Pecuária

Estrutiocultura – no caminho do profissionalismo

“O segmento começa a ter reestruturação e busca o profissionalismo, exatamente o que não existia no início da criação de avestruzes no Brasil”. A afirmação é de Celso da costa Carrer, presidente da Associação dos Criadores de Avestruzes no Brasil (ACAB). Naqueles anos, as empresas visavam lucro em prazo rápido, o que dava margem a entrada de agentes especulativos. Hoje, o horizonte é de profissionalismo, com o segmento mais preparado e mais estruturado para o futuro.

Atualmente, o plantel brasileiro de avestruzes soma entre 50/60 mil aves, distribuídas pelo país, mas com concentração em certas áreas. Por exemplo, São Paulo, o Estado pioneiro na iniciativa, reúne entre 45% e 50% do plantel. O Nordeste, de 15% a 18%. O Centro-Oeste, entre 10% e 12%. E o restante, entre os demais Estados do Sul e do norte. O número de criadores oscila entre 700/800.

Na opinião de Carrer, o crescimento da atividade tem sido bastante animador. Ele lembra que há seis anos, os criadores não ultrapassavam uma dezena. A projeção para os próximos anos é de evolução anual em torno de 30% a 35%, com destaque para duas regiões: o Centro-Oeste e Nordeste. Ainda assim, o rebanho paulista deve manter médias mais altas do que o restante do país, ao longo dos próximos três/quatro anos.

O segmento vive um momento importante, em que se consolidam as cadeias de criação, abate e processamento. Os planos da ACAB, por exemplo, dividem-se em 70 grandes ramos de ação, sempre com o objetivo de cuidado ao adicionar a iniciativa, para que o crescimento seja racional.

Carrer explica que “o ideal é consolidar o elo produtivo. Muitos questionamentos ainda devem ser resolvidos, como o fato de o rebanho ainda ser pequeno para fazer mercado e o preço da carne ainda ser muito alto”.

Esses fatos impedem o marketing efetivo. “Para ultrapassar o marketing e acionar o consumo da carne, o preço é fundamental”, explica ele. Portanto, é preciso aumentar o rebanho, mas com crescimento sólido e viável. A iniciativa vinculada ao abate deve ser intensificada nos próximos anos.
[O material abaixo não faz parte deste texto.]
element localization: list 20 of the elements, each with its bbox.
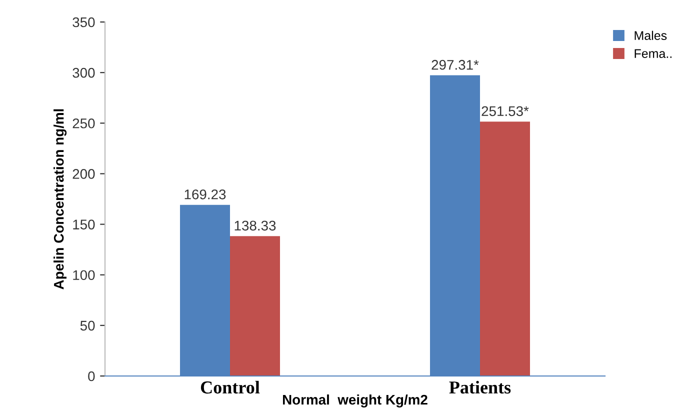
y-axis-title: Apelin Concentration ng/ml [54, 109, 67, 290]
y-tick-label: 300 [72, 68, 95, 78]
data-label: 251.53* [482, 106, 529, 116]
x-tick-label: Control [200, 380, 260, 394]
legend-label: Males [634, 30, 667, 40]
bar [480, 122, 530, 376]
y-tick-label: 0 [88, 371, 95, 382]
y-tick-label: 100 [73, 270, 95, 280]
y-tick-label: 50 [80, 320, 95, 331]
x-tick-label: Patients [449, 380, 511, 394]
data-label: 169.23 [184, 189, 226, 200]
bar [230, 236, 280, 376]
data-label: 138.33 [234, 220, 276, 231]
legend-label: Fema.. [634, 49, 672, 58]
y-tick-label: 200 [72, 169, 95, 179]
data-label: 297.31* [432, 60, 479, 70]
x-axis-title: Normal weight Kg/m2 [283, 394, 428, 408]
y-tick-label: 250 [72, 118, 95, 128]
y-tick-label: 350 [72, 17, 95, 28]
y-tick-label: 150 [73, 220, 95, 230]
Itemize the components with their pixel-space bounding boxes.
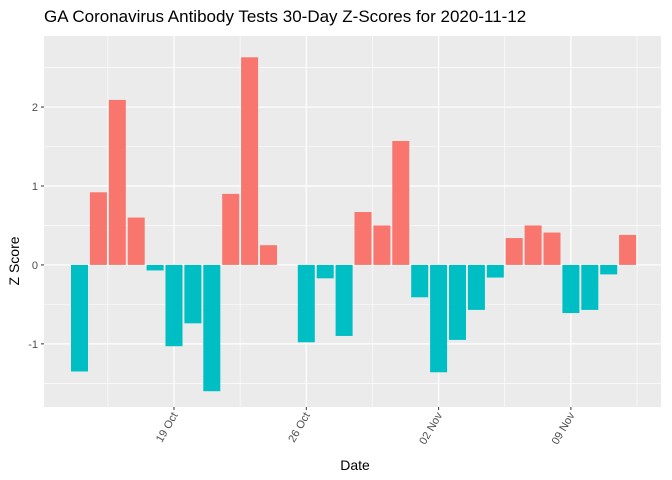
bar bbox=[562, 264, 580, 314]
bars bbox=[70, 57, 637, 392]
bar bbox=[241, 57, 259, 265]
bar bbox=[430, 264, 448, 373]
bar bbox=[543, 232, 561, 265]
y-axis-title: Z Score bbox=[6, 236, 22, 285]
bar bbox=[165, 264, 183, 347]
chart-title: GA Coronavirus Antibody Tests 30-Day Z-S… bbox=[44, 7, 526, 26]
x-tick-label: 02 Nov bbox=[417, 410, 445, 447]
bar bbox=[108, 99, 126, 265]
bar bbox=[373, 225, 391, 265]
y-tick-label: 0 bbox=[32, 260, 38, 272]
bar bbox=[581, 264, 599, 310]
y-tick-label: -1 bbox=[28, 339, 38, 351]
bar bbox=[467, 264, 485, 310]
bar bbox=[127, 217, 145, 265]
bar bbox=[297, 264, 315, 343]
x-tick-label: 09 Nov bbox=[550, 410, 578, 447]
bar bbox=[354, 212, 372, 265]
x-tick-label: 26 Oct bbox=[286, 411, 313, 445]
bar bbox=[222, 193, 240, 265]
bar bbox=[505, 238, 523, 265]
bar bbox=[203, 264, 221, 392]
bar bbox=[146, 264, 164, 271]
x-tick-label: 19 Oct bbox=[154, 411, 181, 445]
x-axis-title: Date bbox=[340, 457, 370, 473]
bar bbox=[392, 140, 410, 265]
bar bbox=[70, 264, 89, 372]
plot-panel bbox=[44, 36, 661, 407]
bar bbox=[448, 264, 467, 340]
bar bbox=[184, 264, 202, 324]
bar bbox=[259, 245, 278, 265]
y-tick-label: 2 bbox=[32, 102, 38, 114]
bar bbox=[411, 264, 429, 298]
bar bbox=[335, 264, 353, 336]
y-tick-label: 1 bbox=[32, 181, 38, 193]
x-axis: 19 Oct 26 Oct 02 Nov 09 Nov bbox=[154, 407, 578, 447]
y-axis: -1 0 1 2 bbox=[28, 102, 44, 351]
bar bbox=[524, 225, 542, 265]
bar bbox=[316, 264, 334, 279]
bar bbox=[619, 234, 637, 265]
bar bbox=[89, 192, 107, 265]
bar bbox=[600, 264, 618, 275]
bar bbox=[486, 264, 504, 278]
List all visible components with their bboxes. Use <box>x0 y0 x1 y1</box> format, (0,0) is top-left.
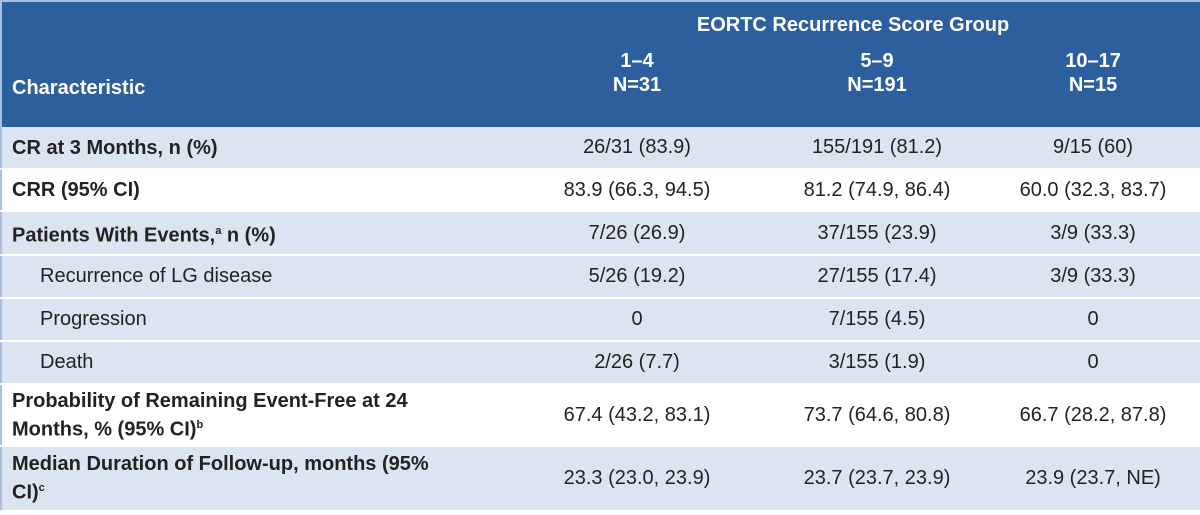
table-subrow: Recurrence of LG disease 5/26 (19.2) 27/15… <box>1 255 1200 299</box>
row-label: Median Duration of Follow-up, months (95… <box>1 446 506 512</box>
label-text: Probability of Remaining Event-Free at 2… <box>12 389 450 442</box>
footnote-mark: c <box>38 482 45 495</box>
cell: 9/15 (60) <box>986 127 1200 170</box>
label-text: CRR (95% CI) <box>12 178 140 202</box>
column-n: N=31 <box>612 74 662 96</box>
cell: 0 <box>506 298 768 342</box>
cell: 155/191 (81.2) <box>768 127 986 170</box>
cell: 66.7 (28.2, 87.8) <box>986 384 1200 447</box>
column-header: 10–17 N=15 <box>986 49 1200 127</box>
cell: 7/26 (26.9) <box>506 211 768 256</box>
cell: 3/9 (33.3) <box>986 211 1200 256</box>
label-text: CR at 3 Months, n (%) <box>12 136 218 160</box>
column-n: N=191 <box>847 74 907 96</box>
cell: 7/155 (4.5) <box>768 298 986 342</box>
cell: 73.7 (64.6, 80.8) <box>768 384 986 447</box>
column-header: 5–9 N=191 <box>768 49 986 127</box>
header-row: EORTC Recurrence Score Group <box>1 1 1200 49</box>
table-row: Median Duration of Follow-up, months (95… <box>1 446 1200 512</box>
cell: 26/31 (83.9) <box>506 127 768 170</box>
table-row: CRR (95% CI) 83.9 (66.3, 94.5) 81.2 (74.9,… <box>1 169 1200 212</box>
header-blank <box>1 1 506 49</box>
cell: 0 <box>986 298 1200 342</box>
cell: 67.4 (43.2, 83.1) <box>506 384 768 447</box>
group-title: EORTC Recurrence Score Group <box>506 1 1200 49</box>
header-row: Characteristic 1–4 N=31 5–9 N=191 10–17 N=15 <box>1 49 1200 127</box>
cell: 60.0 (32.3, 83.7) <box>986 169 1200 212</box>
characteristic-header: Characteristic <box>1 49 506 127</box>
label-part: Patients With Events, <box>12 224 216 247</box>
table-subrow: Progression 0 7/155 (4.5) 0 <box>1 298 1200 342</box>
cell: 27/155 (17.4) <box>768 255 986 299</box>
label-text: Patients With Events,a n (%) <box>12 219 276 248</box>
column-range: 5–9 <box>860 50 894 72</box>
table-subrow: Death 2/26 (7.7) 3/155 (1.9) 0 <box>1 341 1200 385</box>
row-label: Progression <box>1 298 506 342</box>
label-text: Median Duration of Follow-up, months (95… <box>12 452 450 505</box>
cell: 81.2 (74.9, 86.4) <box>768 169 986 212</box>
row-label: Probability of Remaining Event-Free at 2… <box>1 384 506 447</box>
label-part: CRR (95% CI) <box>12 179 140 201</box>
table-row: Patients With Events,a n (%) 7/26 (26.9) 3… <box>1 211 1200 256</box>
cell: 37/155 (23.9) <box>768 211 986 256</box>
cell: 2/26 (7.7) <box>506 341 768 385</box>
row-label: CR at 3 Months, n (%) <box>1 127 506 170</box>
column-n: N=15 <box>1068 74 1118 96</box>
column-range: 10–17 <box>1065 50 1121 72</box>
cell: 23.9 (23.7, NE) <box>986 446 1200 512</box>
table-header: EORTC Recurrence Score Group Characteris… <box>1 1 1200 127</box>
table-row: Probability of Remaining Event-Free at 2… <box>1 384 1200 447</box>
cell: 23.7 (23.7, 23.9) <box>768 446 986 512</box>
row-label: Recurrence of LG disease <box>1 255 506 299</box>
cell: 3/155 (1.9) <box>768 341 986 385</box>
row-label: Patients With Events,a n (%) <box>1 211 506 256</box>
cell: 23.3 (23.0, 23.9) <box>506 446 768 512</box>
label-part: Median Duration of Follow-up, months (95… <box>12 453 429 504</box>
row-label: Death <box>1 341 506 385</box>
footnote-mark: a <box>215 224 222 237</box>
table-body: CR at 3 Months, n (%) 26/31 (83.9) 155/191… <box>1 127 1200 512</box>
row-label: CRR (95% CI) <box>1 169 506 212</box>
cell: 5/26 (19.2) <box>506 255 768 299</box>
footnote-mark: b <box>196 418 204 431</box>
table-row: CR at 3 Months, n (%) 26/31 (83.9) 155/191… <box>1 127 1200 170</box>
cell: 3/9 (33.3) <box>986 255 1200 299</box>
column-header: 1–4 N=31 <box>506 49 768 127</box>
cell: 0 <box>986 341 1200 385</box>
label-part: n (%) <box>221 224 276 247</box>
column-range: 1–4 <box>620 50 654 72</box>
label-part: CR at 3 Months, n (%) <box>12 136 218 159</box>
cell: 83.9 (66.3, 94.5) <box>506 169 768 212</box>
label-part: Probability of Remaining Event-Free at 2… <box>12 389 408 441</box>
Para isso, contribuem os planos da ACAB, cujas ações estão divididas em quatro áreas: políticas, administrativa, técnico-científica e marketing. Em cada uma delas, planejam-se cerca de 15 a 20 ações. Uma delas, por exemplo, é a realização da segunda exposição nacional, Amercavestruz 2002, paralela a Feicorte, no Centro de Exposição Imigrantes, entre 5 e 9 de junho.

O objetivo é divulgar o avestruz junto aos pecuaristas, público-alvo para os próximos anos. “A pecuária de corte está mais próximo do ideal no sentido de criação”, assegura Carrer. Lembra, porém, que o segmento carece de medidas normatizadoras, como o aguardo da publicação de portarias específicas.

Ele cita, especialmente, a portaria que regulamenta a criação, monitoramento sanitário, trânsito dos animais e registro e credenciamento de criadores. E também a portaria que regulamenta a importação e abate dos animais.

“O avestruz veio para ficar. Está provado que é uma alternativa na cadeia do agronegócio”, garante. Ele acredita que, durante os próximos cinco anos, o Brasil figurará entre os cinco maiores produtores de avestruz do mundo. Hoje, a liderança é da África do Sul, seguida pela Europa e estados Unidos.

Carrer aconselha aos interessados que busquem o maior número de informações possíveis, visitem vários criatórios e procuram criadores associados à ACAB. Explica que “avestruz não é máquina de fazer dinheiro. As aves devem ser criadas de maneira profissional”.